Nómada Race · 9 de septiembre de 2026
Esta guía entrega orientación general para corredores recreativos. Ajusta la carga según tu experiencia y pide apoyo profesional si tienes dolor persistente, una lesión o una condición de salud.
1. Core no significa hacer cientos de abdominales
Para correr, el trabajo de tronco puede entenderse como la capacidad de sostener una postura cómoda mientras brazos y piernas se mueven. Planchas modificadas, puentes de cadera, ejercicios de equilibrio y movimientos lentos pueden ser más útiles que buscar fatiga extrema. Elige versiones que puedas respirar y controlar sin dolor de espalda o cuello.
2. Empieza por aprender a estabilizar
Un puente de cadera o una plancha con rodillas apoyadas permiten practicar tensión moderada y respiración continua. Mantén series cortas y descansa antes de que la postura se desarme. Cuando controlas la versión fácil durante varias semanas, puedes aumentar tiempo, añadir una extremidad o cambiar el apoyo de forma gradual.
3. Incluye trabajo unilateral
Correr es una sucesión de apoyos sobre una pierna. Ejercicios como zancadas asistidas, peso muerto ligero a una pierna o subir a un escalón pueden enseñar control de cadera y equilibrio si se hacen con una carga manejable. Usa apoyo cuando lo necesites; quitarlo no es un requisito para que el movimiento sea valioso.
4. Ubícalo en la semana con intención
Dos sesiones breves de fuerza pueden ser suficientes al empezar. Evita hacer una rutina nueva y exigente antes de una carrera o el día anterior a tu salida larga. Si eliges hacerlo después de un trote fácil, mantén la carga moderada para no convertir una sesión de recuperación en un estímulo doble.
5. Busca señales de una dosis adecuada
Una dosis útil te deja sentir trabajo muscular sin dolor articular ni agotamiento que arruina tus salidas siguientes. Si aparecen agujetas muy fuertes, baja volumen o dificultad la próxima vez. La fuerza debe ayudarte a sostener el running, no competir con él por toda tu energía semanal.

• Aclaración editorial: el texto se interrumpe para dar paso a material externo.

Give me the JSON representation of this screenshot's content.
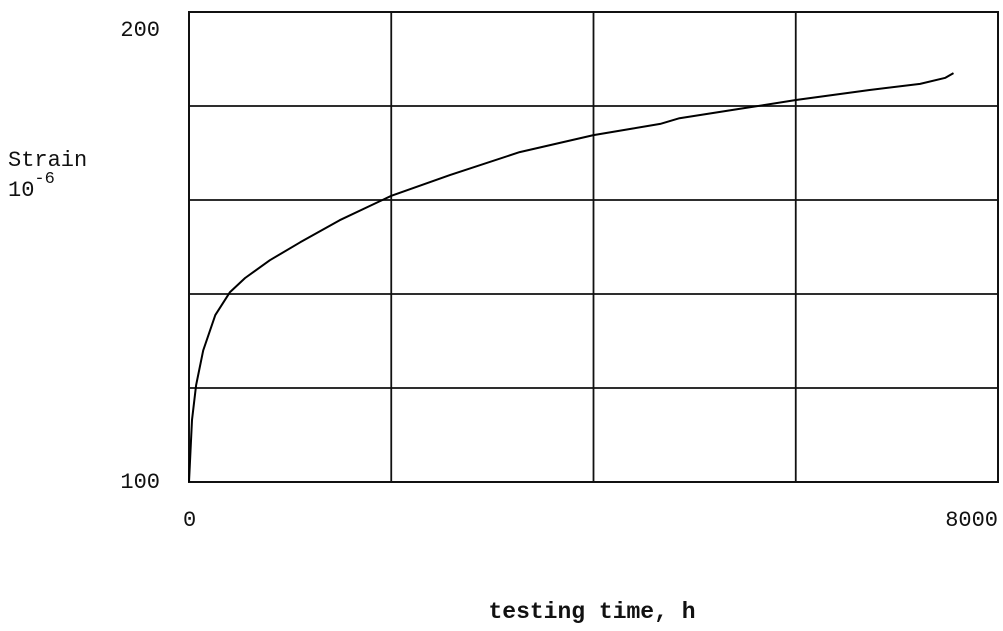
{
  "chart_data": {
    "type": "line",
    "xlabel": "testing time, h",
    "ylabel": "Strain",
    "ylabel_unit": {
      "base": "10",
      "exponent": "-6"
    },
    "x": [
      0,
      30,
      70,
      140,
      260,
      405,
      555,
      800,
      1100,
      1490,
      2000,
      2580,
      3270,
      4000,
      4660,
      4850,
      5450,
      6010,
      6730,
      7230,
      7480,
      7560
    ],
    "series": [
      {
        "color": "#000000",
        "values": [
          100,
          113.2,
          120.6,
          128,
          135.5,
          140.4,
          143.4,
          147.2,
          151,
          155.7,
          160.9,
          165.3,
          170.2,
          173.8,
          176.2,
          177.4,
          179.4,
          181.3,
          183.4,
          184.7,
          186,
          187
        ]
      }
    ],
    "xlim": [
      0,
      8000
    ],
    "xticks": [
      0,
      8000
    ],
    "ylim": [
      100,
      200
    ],
    "yticks": [
      100,
      200
    ],
    "grid": true,
    "xgrid": [
      2000,
      4000,
      6000
    ],
    "ygrid": [
      120,
      140,
      160,
      180
    ]
  }
}
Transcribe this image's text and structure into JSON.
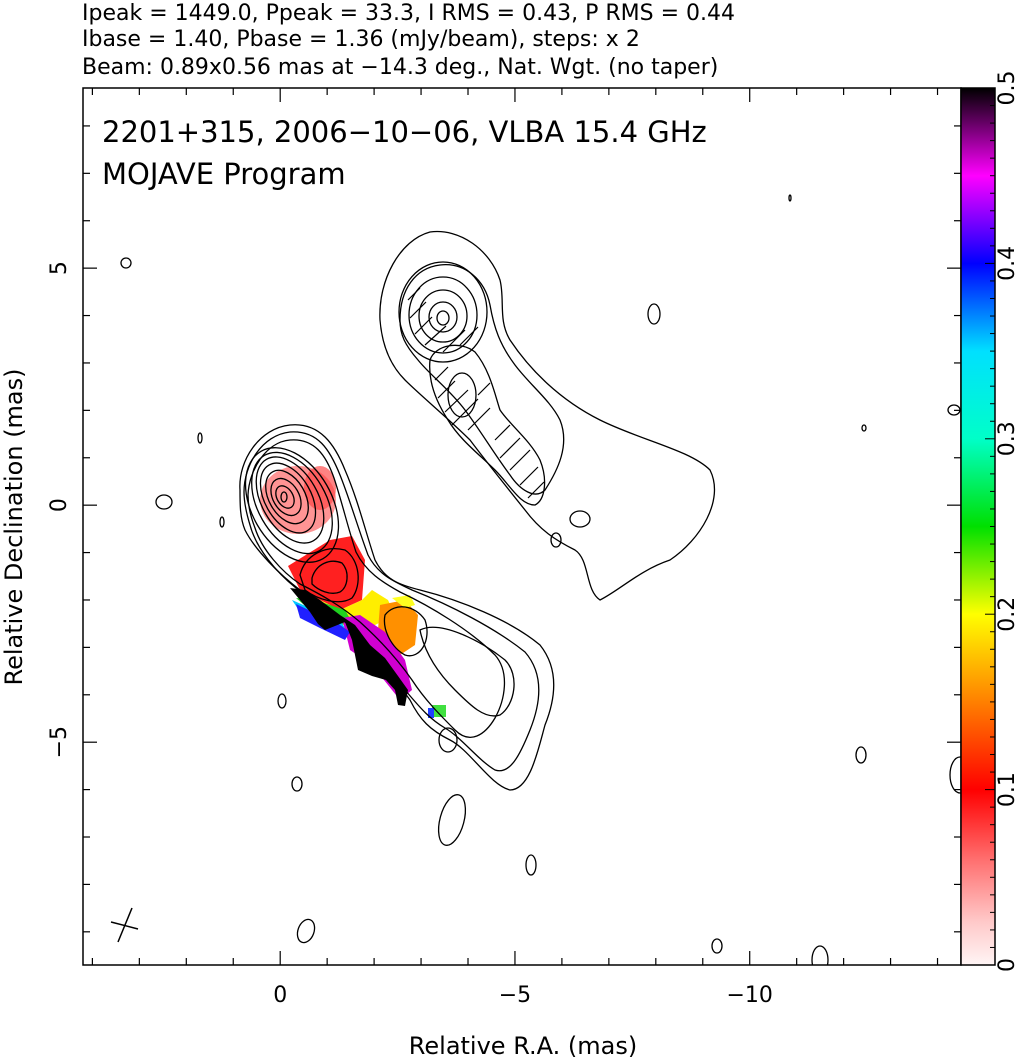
{
  "header": {
    "line1": "Ipeak = 1449.0, Ppeak = 33.3, I RMS = 0.43, P RMS = 0.44",
    "line2": "Ibase = 1.40, Pbase = 1.36 (mJy/beam), steps: x 2",
    "line3": "Beam: 0.89x0.56 mas at −14.3 deg., Nat. Wgt. (no taper)"
  },
  "chart_data": {
    "type": "contour-map",
    "title": "2201+315, 2006−10−06, VLBA 15.4 GHz",
    "subtitle": "MOJAVE Program",
    "xlabel": "Relative R.A. (mas)",
    "ylabel": "Relative Declination (mas)",
    "xlim": [
      4.2,
      -14.5
    ],
    "ylim": [
      -9.7,
      8.8
    ],
    "x_axis_reversed": true,
    "xticks": [
      0,
      -5,
      -10
    ],
    "xtick_labels": [
      "0",
      "−5",
      "−10"
    ],
    "yticks": [
      5,
      0,
      -5
    ],
    "ytick_labels": [
      "5",
      "0",
      "−5"
    ],
    "colorbar": {
      "min": 0,
      "max": 0.5,
      "ticks": [
        0,
        0.1,
        0.2,
        0.3,
        0.4,
        0.5
      ],
      "tick_labels": [
        "0",
        "0.1",
        "0.2",
        "0.3",
        "0.4",
        "0.5"
      ],
      "orientation": "vertical",
      "placement": "right"
    },
    "core": {
      "x": 0,
      "y": 0
    },
    "polarization_colors": [
      {
        "x": -0.6,
        "y": -0.1,
        "value": 0.06
      },
      {
        "x": -1.2,
        "y": -1.5,
        "value": 0.09
      },
      {
        "x": -2.2,
        "y": -2.8,
        "value": 0.13
      },
      {
        "x": -2.5,
        "y": -2.5,
        "value": 0.18
      },
      {
        "x": -1.7,
        "y": -3.2,
        "value": 0.27
      },
      {
        "x": -1.9,
        "y": -3.6,
        "value": 0.5
      },
      {
        "x": -3.2,
        "y": -4.4,
        "value": 0.32
      }
    ],
    "grid": false,
    "legend": "none"
  }
}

6. Adapta cuando tu contexto cambia
Embarazo, posparto, lesiones, cirugía reciente, dolor persistente o una condición médica requieren orientación profesional antes de copiar una rutina de internet. También es válido ajustar por sueño, trabajo o estrés. La mejor rutina es aquella que responde a tu vida real y que puedes mantener durante meses.
La constancia gana a la perfección.
El mejor plan es el que puedes sostener. Avanza de forma gradual y consulta a un profesional de salud, nutrición o movimiento cuando necesites una recomendación personal.